When xpfo unmaps a page from physmap only (after mapping the page in
userspace in response to an allocation request from userspace) on one
processor, there is a small window of opportunity for ret2dir attack on
other cpus until the TLB entry in physmap for the unmapped pages on
other cpus is cleared. Forcing that to happen synchronously is the
expensive part. A multiple of these requests can come in over a very
short time across multiple processors resulting in every cpu asking
every other cpusto flush TLB just to close this small window of
vulnerability in the kernel. If each request is processed synchronously,
each CPU will do multiple TLB flushes in short order. If we could
consolidate these TLB flush requests instead and do one TLB flush on
each cpu at the time of context switch, we can reduce the performance
impact significantly. This bears out in real life measuring the system
time when doing a parallel kernel build on a large server. Without this,
system time on 96-core server when doing "make -j60 all" went up 26x.
After this optimization, impact went down to 1.44x.

The trade-off with this strategy is, the kernel on a cpu is vulnerable
for a short time if the current running processor is the malicious
process. Is that an acceptable trade-off?

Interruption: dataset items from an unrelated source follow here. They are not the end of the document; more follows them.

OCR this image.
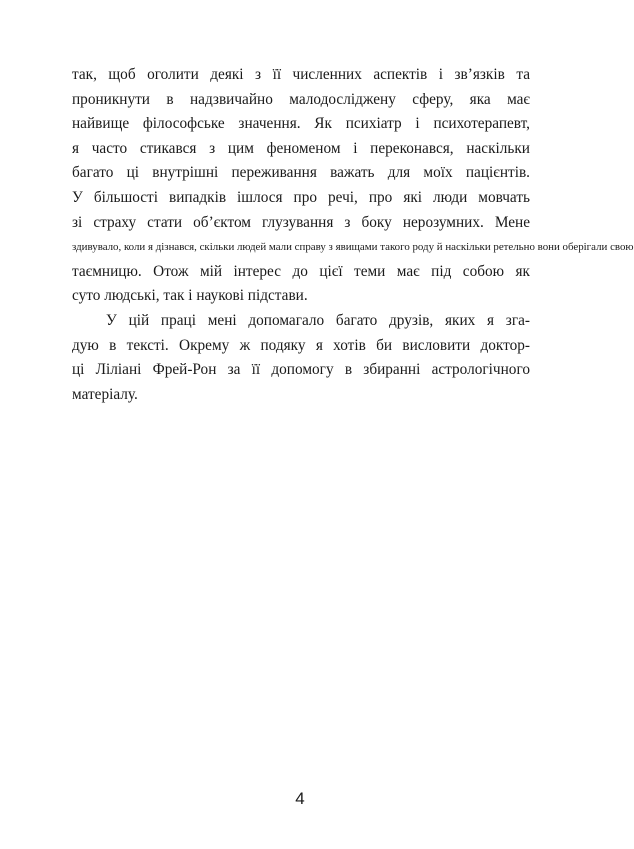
так, щоб оголити деякі з її численних аспектів і зв’язків та
проникнути в надзвичайно малодосліджену сферу, яка має
найвище філософське значення. Як психіатр і психотерапевт,
я часто стикався з цим феноменом і переконався, наскільки
багато ці внутрішні переживання важать для моїх пацієнтів.
У більшості випадків ішлося про речі, про які люди мовчать
зі страху стати об’єктом глузування з боку нерозумних. Мене
здивувало, коли я дізнався, скільки людей мали справу з явищами такого роду й наскільки ретельно вони оберігали свою
таємницю. Отож мій інтерес до цієї теми має під собою як
суто людські, так і наукові підстави.
У цій праці мені допомагало багато друзів, яких я зга-
дую в тексті. Окрему ж подяку я хотів би висловити доктор-
ці Ліліані Фрей-Рон за її допомогу в збиранні астрологічного
матеріалу.
4
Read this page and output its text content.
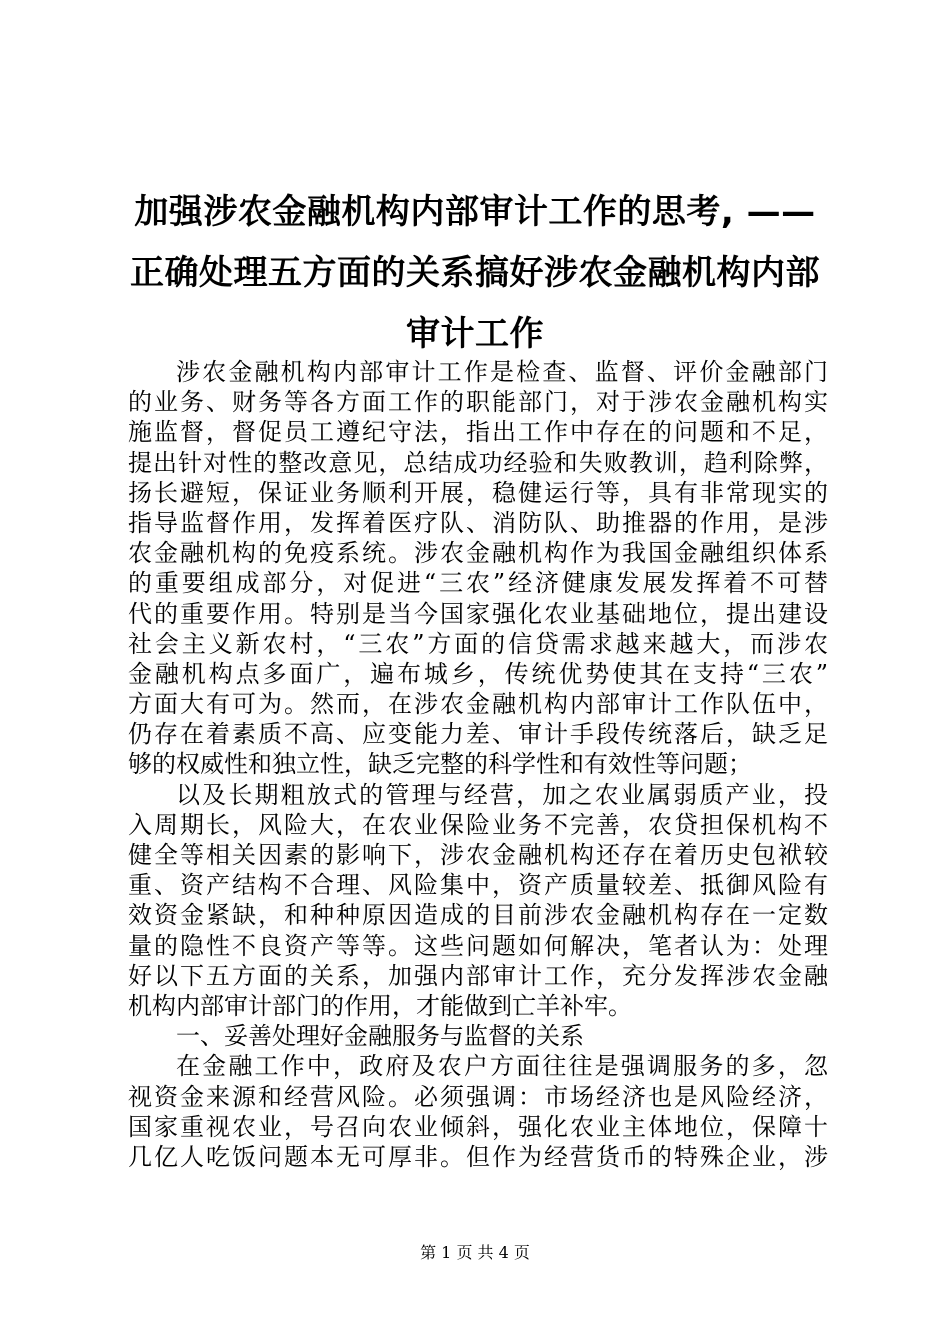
加强涉农金融机构内部审计工作的思考, ——
正确处理五方面的关系搞好涉农金融机构内部
审计工作
涉农金融机构内部审计工作是检查、监督、评价金融部门
的业务、财务等各方面工作的职能部门，对于涉农金融机构实
施监督，督促员工遵纪守法，指出工作中存在的问题和不足，
提出针对性的整改意见，总结成功经验和失败教训，趋利除弊，
扬长避短，保证业务顺利开展，稳健运行等，具有非常现实的
指导监督作用，发挥着医疗队、消防队、助推器的作用，是涉
农金融机构的免疫系统。涉农金融机构作为我国金融组织体系
的重要组成部分，对促进“三农”经济健康发展发挥着不可替
代的重要作用。特别是当今国家强化农业基础地位，提出建设
社会主义新农村，“三农”方面的信贷需求越来越大，而涉农
金融机构点多面广，遍布城乡，传统优势使其在支持“三农”
方面大有可为。然而，在涉农金融机构内部审计工作队伍中，
仍存在着素质不高、应变能力差、审计手段传统落后，缺乏足
够的权威性和独立性，缺乏完整的科学性和有效性等问题；
以及长期粗放式的管理与经营，加之农业属弱质产业，投
入周期长，风险大，在农业保险业务不完善，农贷担保机构不
健全等相关因素的影响下，涉农金融机构还存在着历史包袱较
重、资产结构不合理、风险集中，资产质量较差、抵御风险有
效资金紧缺，和种种原因造成的目前涉农金融机构存在一定数
量的隐性不良资产等等。这些问题如何解决，笔者认为：处理
好以下五方面的关系，加强内部审计工作，充分发挥涉农金融
机构内部审计部门的作用，才能做到亡羊补牢。
一、妥善处理好金融服务与监督的关系
在金融工作中，政府及农户方面往往是强调服务的多，忽
视资金来源和经营风险。必须强调：市场经济也是风险经济，
国家重视农业，号召向农业倾斜，强化农业主体地位，保障十
几亿人吃饭问题本无可厚非。但作为经营货币的特殊企业，涉
第 1 页 共 4 页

I am open to other ideas on reducing the performance impact due to xpfo.

> 
>> +void xpfo_flush_tlb_kernel_range(unsigned long start, unsigned long end)
>> +{
>> +       struct cpumask tmp_mask;
>> +
>> +       /*
>> +        * Balance as user space task's flush, a bit conservative.
>> +        * Do a local flush immediately and post a pending flush on all
>> +        * other CPUs. Local flush can be a range flush or full flush
>> +        * depending upon the number of entries to be flushed. Remote
>> +        * flushes will be done by individual processors at the time of
>> +        * context switch and this allows multiple flush requests from
>> +        * other CPUs to be batched together.
>> +        */
> 
> I don't like this function at all.  A core function like this is a
> contract of sorts between the caller and the implementation.  There is
> no such thing as an "xpfo" flush, and this function's behavior isn't
> at all well defined.  For flush_tlb_kernel_range(), I can tell you
> exactly what that function does, and the implementation is either
> correct or incorrect.  With this function, I have no idea what is
> actually required, and I can't possibly tell whether it's correct.
> 
> As far as I can see, xpfo_flush_tlb_kernel_range() actually means
> "flush this range on this CPU right now, and flush it on remote CPUs
> eventually".  It would be valid, but probably silly, to flush locally
> and to never flush at all on remote CPUs.  This makes me wonder what
> the point is.
> 

I would restate that as "flush this range on this cpu right now, and
flush it on remote cpus at the next context switch". A better name for
the routine and a better description is a reasonable change to make.

Thanks,
Khalid